Common Tody-Flycatcher (Todirostrum cinereum): Espatulilla común; Gelbbauch-Spateltyrann; Todirostre commun
I think that in every garden in Costa Rica below around 1600 m you will find this dainty, tail-wagging little bird. Plumage is black above and lemon-yellow below, while the white eye stands out against its dark face. Here locally I’ve recorded it up as high as Calle Vargas, though it is absent from the higher slopes of the Turrialba Volcano. The bird pictured below appears to have been collecting nesting material and I can usually locate at least one nest in my garden each year.
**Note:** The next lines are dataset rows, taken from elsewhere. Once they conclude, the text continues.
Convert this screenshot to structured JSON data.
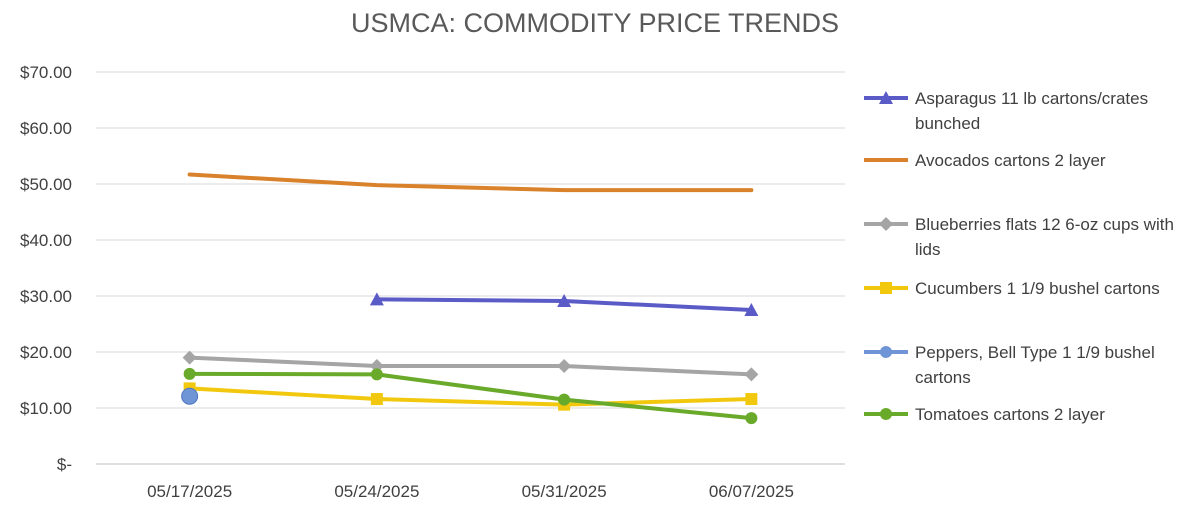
{
  "chart_data": {
    "type": "line",
    "title": "USMCA: COMMODITY PRICE TRENDS",
    "categories": [
      "05/17/2025",
      "05/24/2025",
      "05/31/2025",
      "06/07/2025"
    ],
    "y_ticks": [
      "$-",
      "$10.00",
      "$20.00",
      "$30.00",
      "$40.00",
      "$50.00",
      "$60.00",
      "$70.00"
    ],
    "ylim": [
      0,
      70
    ],
    "grid": true,
    "legend_position": "right",
    "series": [
      {
        "name": "Asparagus 11 lb cartons/crates bunched",
        "legend_lines": [
          "Asparagus 11 lb cartons/crates",
          "bunched"
        ],
        "color": "#5B5BC8",
        "marker": "triangle",
        "values": [
          null,
          29.4,
          29.1,
          27.5
        ]
      },
      {
        "name": "Avocados cartons 2 layer",
        "legend_lines": [
          "Avocados cartons 2 layer"
        ],
        "color": "#D9822B",
        "marker": "none",
        "values": [
          51.7,
          49.8,
          48.9,
          48.9
        ]
      },
      {
        "name": "Blueberries flats 12 6-oz cups with lids",
        "legend_lines": [
          "Blueberries flats 12 6-oz cups with",
          "lids"
        ],
        "color": "#A5A5A5",
        "marker": "diamond",
        "values": [
          19.0,
          17.5,
          17.5,
          16.0
        ]
      },
      {
        "name": "Cucumbers 1 1/9 bushel cartons",
        "legend_lines": [
          "Cucumbers 1 1/9 bushel cartons"
        ],
        "color": "#F2C80F",
        "marker": "square",
        "values": [
          13.5,
          11.6,
          10.6,
          11.6
        ]
      },
      {
        "name": "Peppers, Bell Type 1 1/9 bushel cartons",
        "legend_lines": [
          "Peppers, Bell Type 1 1/9 bushel",
          "cartons"
        ],
        "color": "#6F95D6",
        "marker": "circle-large",
        "values": [
          12.1,
          null,
          null,
          null
        ]
      },
      {
        "name": "Tomatoes cartons 2 layer",
        "legend_lines": [
          "Tomatoes cartons 2 layer"
        ],
        "color": "#6AAA2A",
        "marker": "circle",
        "values": [
          16.1,
          16.0,
          11.5,
          8.2
        ]
      }
    ]
  }
}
This is a tiny bird less than 4 inches in length but it looks relatively big-headed and the bill, which gives it its Spanish name of espatulilla (‘little spatula’), is long and flat. The throat is yellow and a close view reveals what look like fine whiskers:
Another very similar species also in our area is the Black-headed Tody-Flycatcher (Todirostrum nigriceps), but this bird has a white throat and a dark eye and the black head contrasts with its olive back. It frequents tree tops in forested areas but is much less common and is not easy to locate. Common Tody-Flycatchers are usually found in pairs, and on adult birds the bright eye stands out against the dark face:
Here’s the pair, standing guard:
The nesting pouch of the Common Tody-Flycatcher tends to be long and sometimes straggly. The birds enter the nest from a side entrance, as seen below:
The repetitious clicking sound of its calls often betrays its presence. Listen and look carefully for its light, fluttery flight and you’re sure to find it wherever your Costa Rican visit takes you.